Die liberale Waffengesetzgebung macht es möglich. Gleichwohl ist sie für Außenstehende schwer zu verstehen. Denn es gibt zwei gesetzliche Ebenen: die von Washington aus regierte Bundesebene und parallel dazu die 50 Bundesstaaten. Im Vergleich zu den deutschen Bundesländern haben US-amerikanische Einzelstaaten größere Befugnisse, auch im Strafrecht.
So ist es völlig unkompliziert, etwa im von Republikanern dominierten Texas legal eine Waffe zu erstehen. Auf den dortigen „gun shows“, die nicht anderes als Flohmärkte sind, dürfen Waffen wie jede andere Ware frei gegen Bargeld und ohne Registrierung ver- und gekauft werden. Kalifornien und die meisten Ostküstenstaaten, die von Demokraten beherrscht werden, schränken das Waffenrecht dagegen ähnlich streng ein wie Deutschland.
Auf Bundesebene wurden in der US-Geschichte nur wenige Gesetze verabschiedet, die Waffen regulieren. Der „National Firearms Act“ regelt den Besitz vollautomatischer Waffen und von Sprengstoff. Der „Gun Control Act“ beschränkt die Verschickung von Waffen und ihren Verkauf an strafrechtlich Verurteilte, Suchtkranke und psychisch Kranke. Das sogenannte Brady Bill, das Käufern eine Überprüfungspflicht auferlegte und Magazine mit mehr als zehn Schuss verbot, wurde vom Obersten Gericht 1997 wieder einkassiert.
Seit Jahrzehnten wird über das Waffenrecht debattiert. Im Zentrum steht dabei die Interpretation der US-Verfassung, in der wenige Jahre nach der Staatsgründung Waffenbesitz als Grundrecht verankert wurde. In sogenannten Second Amendment heißt es „A well regulated Militia, being necessary to the security of a free State, the right of the people to keep and bear arms, shall not be infringed“, auf Deutsch etwa „Da eine wohlgeordnete Miliz für die Sicherheit eines freien Staates notwendig ist, darf das Recht des Volkes, Waffen zu besitzen, nicht beeinträchtigt werden.“ Schon das Original vor über 230 Jahren, das zu einer Zeit von Vorderladern und Bleikugeln geschrieben wurde, klang reichlich verklausuliert. Heute wirft es umso mehr Fragen auf, zum Beispiel: Was ist eine Miliz, wer ist „the people“ und was bedeutet „beeinträchtigen“?

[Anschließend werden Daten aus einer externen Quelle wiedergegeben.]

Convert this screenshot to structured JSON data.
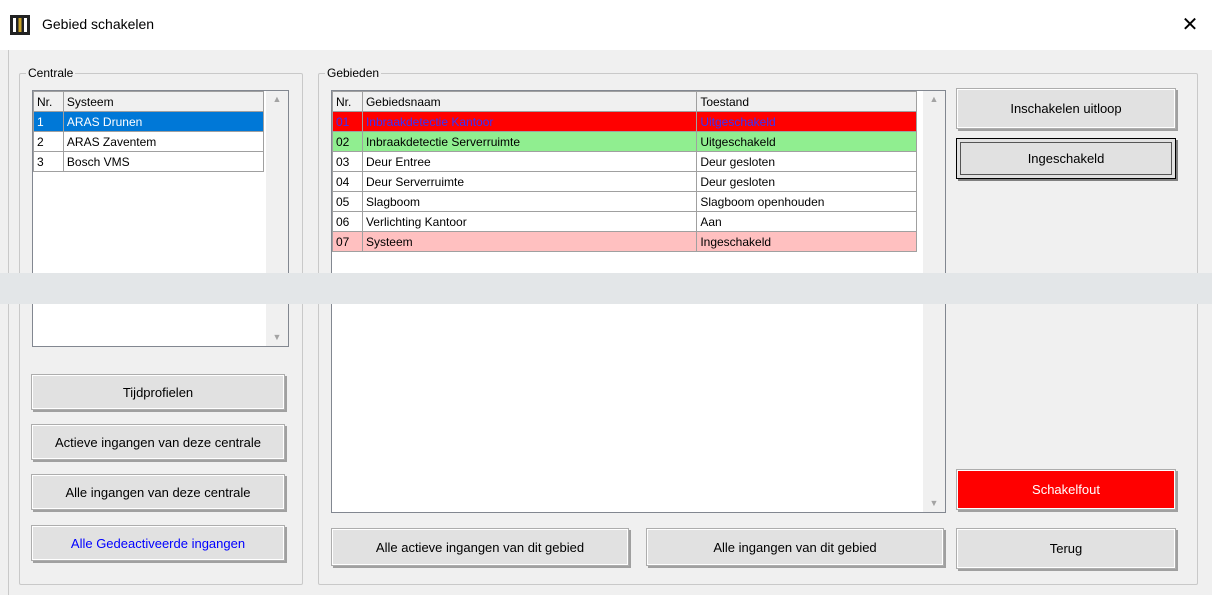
{
  "window": {
    "title": "Gebied schakelen",
    "close_glyph": "✕"
  },
  "centrale": {
    "legend": "Centrale",
    "columns": [
      "Nr.",
      "Systeem"
    ],
    "rows": [
      {
        "nr": "1",
        "systeem": "ARAS Drunen",
        "selected": true
      },
      {
        "nr": "2",
        "systeem": "ARAS Zaventem"
      },
      {
        "nr": "3",
        "systeem": "Bosch VMS"
      }
    ],
    "buttons": {
      "tijdprofielen": "Tijdprofielen",
      "actieve_ingangen": "Actieve ingangen van deze centrale",
      "alle_ingangen": "Alle ingangen van deze centrale",
      "gedeactiveerde": "Alle Gedeactiveerde ingangen"
    }
  },
  "gebieden": {
    "legend": "Gebieden",
    "columns": [
      "Nr.",
      "Gebiedsnaam",
      "Toestand"
    ],
    "rows": [
      {
        "nr": "01",
        "naam": "Inbraakdetectie Kantoor",
        "toestand": "Uitgeschakeld",
        "color": "#ff0000"
      },
      {
        "nr": "02",
        "naam": "Inbraakdetectie Serverruimte",
        "toestand": "Uitgeschakeld",
        "color": "#90ee90"
      },
      {
        "nr": "03",
        "naam": "Deur Entree",
        "toestand": "Deur gesloten",
        "color": "#ffffff"
      },
      {
        "nr": "04",
        "naam": "Deur Serverruimte",
        "toestand": "Deur gesloten",
        "color": "#ffffff"
      },
      {
        "nr": "05",
        "naam": "Slagboom",
        "toestand": "Slagboom openhouden",
        "color": "#ffffff"
      },
      {
        "nr": "06",
        "naam": "Verlichting Kantoor",
        "toestand": "Aan",
        "color": "#ffffff"
      },
      {
        "nr": "07",
        "naam": "Systeem",
        "toestand": "Ingeschakeld",
        "color": "#ffc0c0"
      }
    ],
    "buttons": {
      "alle_actieve": "Alle actieve ingangen van dit gebied",
      "alle_ingangen": "Alle ingangen van dit gebied"
    }
  },
  "actions": {
    "inschakelen_uitloop": "Inschakelen uitloop",
    "ingeschakeld": "Ingeschakeld",
    "schakelfout": "Schakelfout",
    "terug": "Terug"
  },
  "colors": {
    "selection": "#0078d7",
    "error": "#ff0000",
    "ok": "#90ee90",
    "warn": "#ffc0c0",
    "link": "#0000ff"
  }
}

Beantwortet werden sie vom Obersten Gericht als entscheidender Instanz. Hatte es den Verfassungsgrundsatz immer „kollektivrechtlich“ interpretiert, das heißt als das Recht von Einzelstaaten, sich und ihre Nationalgarden zu bewaffnen, so vollzog es 2008 eine radikale Wende. Mit fünf gegen vier Stimmen interpretierte es das Second Amendment individualrechtlich. Der Bürger habe das Recht auf Waffenbesitz, etwa zur Selbstverteidigung in den eigenen vier Wänden, hieß es. Regulierungen seien aber dennoch weiter nötig.

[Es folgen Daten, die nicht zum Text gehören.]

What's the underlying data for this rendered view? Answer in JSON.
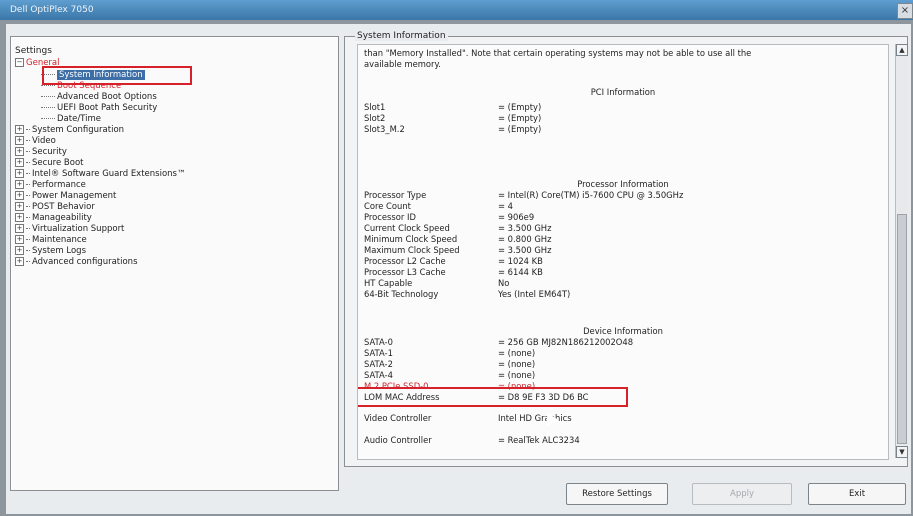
{
  "window": {
    "title": "Dell OptiPlex 7050",
    "close_glyph": "×"
  },
  "tree": {
    "root_label": "Settings",
    "items": [
      {
        "label": "General",
        "expanded": true,
        "children": [
          {
            "label": "System Information"
          },
          {
            "label": "Boot Sequence"
          },
          {
            "label": "Advanced Boot Options"
          },
          {
            "label": "UEFI Boot Path Security"
          },
          {
            "label": "Date/Time"
          }
        ]
      },
      {
        "label": "System Configuration"
      },
      {
        "label": "Video"
      },
      {
        "label": "Security"
      },
      {
        "label": "Secure Boot"
      },
      {
        "label": "Intel® Software Guard Extensions™"
      },
      {
        "label": "Performance"
      },
      {
        "label": "Power Management"
      },
      {
        "label": "POST Behavior"
      },
      {
        "label": "Manageability"
      },
      {
        "label": "Virtualization Support"
      },
      {
        "label": "Maintenance"
      },
      {
        "label": "System Logs"
      },
      {
        "label": "Advanced configurations"
      }
    ]
  },
  "panel": {
    "title": "System Information",
    "note_line1": "than \"Memory Installed\". Note that certain operating systems may not be able to use all the",
    "note_line2": "available memory.",
    "pci_heading": "PCI Information",
    "pci": [
      {
        "k": "Slot1",
        "v": "= (Empty)"
      },
      {
        "k": "Slot2",
        "v": "= (Empty)"
      },
      {
        "k": "Slot3_M.2",
        "v": "= (Empty)"
      }
    ],
    "processor_heading": "Processor Information",
    "processor": [
      {
        "k": "Processor Type",
        "v": "= Intel(R) Core(TM) i5-7600 CPU @ 3.50GHz"
      },
      {
        "k": "Core Count",
        "v": "= 4"
      },
      {
        "k": "Processor ID",
        "v": "= 906e9"
      },
      {
        "k": "Current Clock Speed",
        "v": "= 3.500 GHz"
      },
      {
        "k": "Minimum Clock Speed",
        "v": "= 0.800 GHz"
      },
      {
        "k": "Maximum Clock Speed",
        "v": "= 3.500 GHz"
      },
      {
        "k": "Processor L2 Cache",
        "v": "= 1024 KB"
      },
      {
        "k": "Processor L3 Cache",
        "v": "= 6144 KB"
      },
      {
        "k": "HT Capable",
        "v": "No"
      },
      {
        "k": "64-Bit Technology",
        "v": "Yes (Intel EM64T)"
      }
    ],
    "device_heading": "Device Information",
    "device": [
      {
        "k": "SATA-0",
        "v": "= 256 GB MJ82N186212002O48"
      },
      {
        "k": "SATA-1",
        "v": "= (none)"
      },
      {
        "k": "SATA-2",
        "v": "= (none)"
      },
      {
        "k": "SATA-4",
        "v": "= (none)"
      },
      {
        "k": "M.2 PCIe SSD-0",
        "v": "= (none)"
      },
      {
        "k": "LOM MAC Address",
        "v": "= D8 9E F3 3D D6 BC"
      },
      {
        "k": "Video Controller",
        "v": "Intel HD Graphics"
      },
      {
        "k": "Audio Controller",
        "v": "= RealTek ALC3234"
      }
    ]
  },
  "buttons": {
    "restore": "Restore Settings",
    "apply": "Apply",
    "exit": "Exit"
  },
  "colors": {
    "title_bar": "#4a88bd",
    "highlight": "#d6202a",
    "selection": "#3d6fa6"
  }
}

Das richtungsweisende Urteil von 2008 dient seitdem rechten Milizen als Rekrutierungswerkzeug. Auf seiner Grundlage verschob sich der gesamte Diskurs nach rechts. Der „gun rights“-Bewegung gelang es, den bis 9/11 im amerikanischen Mainstream geltenden Grundsatz, wonach Waffen für weniger Sicherheit sorgen, Schritt für Schritt in sein Gegenteil zu verwandeln. „Gun rights“, oft in Kombination mit „freedom of speech“, ist zum ideologischen und politischen Bindemittel von konservativ über rechtsreligiös und rechtslibertär bis ganz rechts außen geworden.

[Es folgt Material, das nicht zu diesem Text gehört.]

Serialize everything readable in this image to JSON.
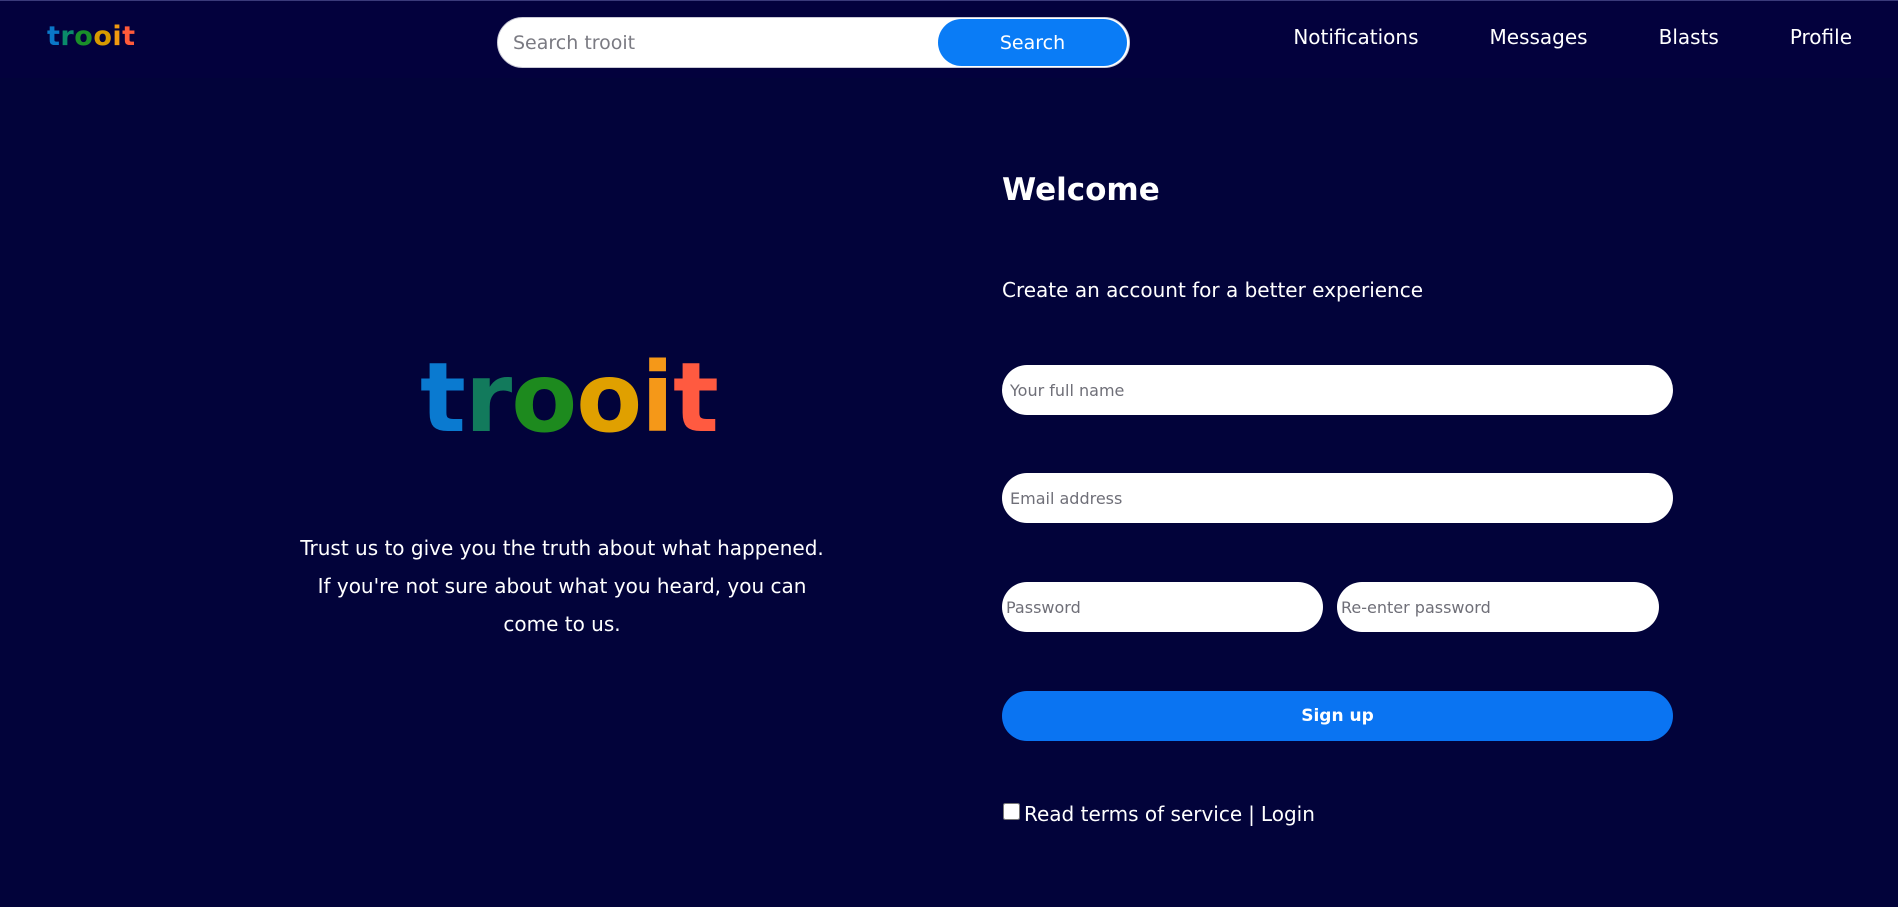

Die 2020 in den Kongress gewählte Abgeordnete Lauren Boebert, eine Republikanerin, verkörpert diesen Kulminationspunkt. In einem Video ist sie – „I‘m a women and a mother of four“ – beim Laden ihrer Glock-Pistole zu sehen. Danach marschiert sie durch die Hauptstadt und sagt „Hi, ich weigere mich, meine Rechte aufzugeben...ich werde meine Pistole in Washington und im Kongress tragen“. Das Video veröffentlichte sie zwei Tage vor der Stürmung des US-Kongressgebäudes am 6. Januar 2021 durch die rechte Szene um Trump. Boebert wurde tags vor der Erstürmung bei einer „Besichtigungstour“ des Kapitols beobachtet. Entsprechende Nachforschungen blockte die Republikanerpartei ab.
Organisatorische Hauptschnittstelle für die „gun rights“-Rechten ist die "National Rifle Association of America" (NRA). 1871 in New York von zwei O zieren der Unionsarmee als lokaler Schützenverein gegründet, expandierte die Vereinigung an Universitäten und Militärakademien mit Schießständen und -wettbewerben. Damit einher ging die Vernetzung mit Eliten aus Militär und Politik. Erst seit Ende der 1960er Jahre in Folge des Gun Control Acts nach den Morden an John F. Kennedy und Martin Luther King betätigte sich die NRA politisch, um eine schärfere Waffengesetzgebung zu verhindern. Eine eigene Lobby- und Anwaltsabteilung, die gezielt Druck auf und finanzielle Anreize für Politiker herstellte, wurde ins Leben gerufen.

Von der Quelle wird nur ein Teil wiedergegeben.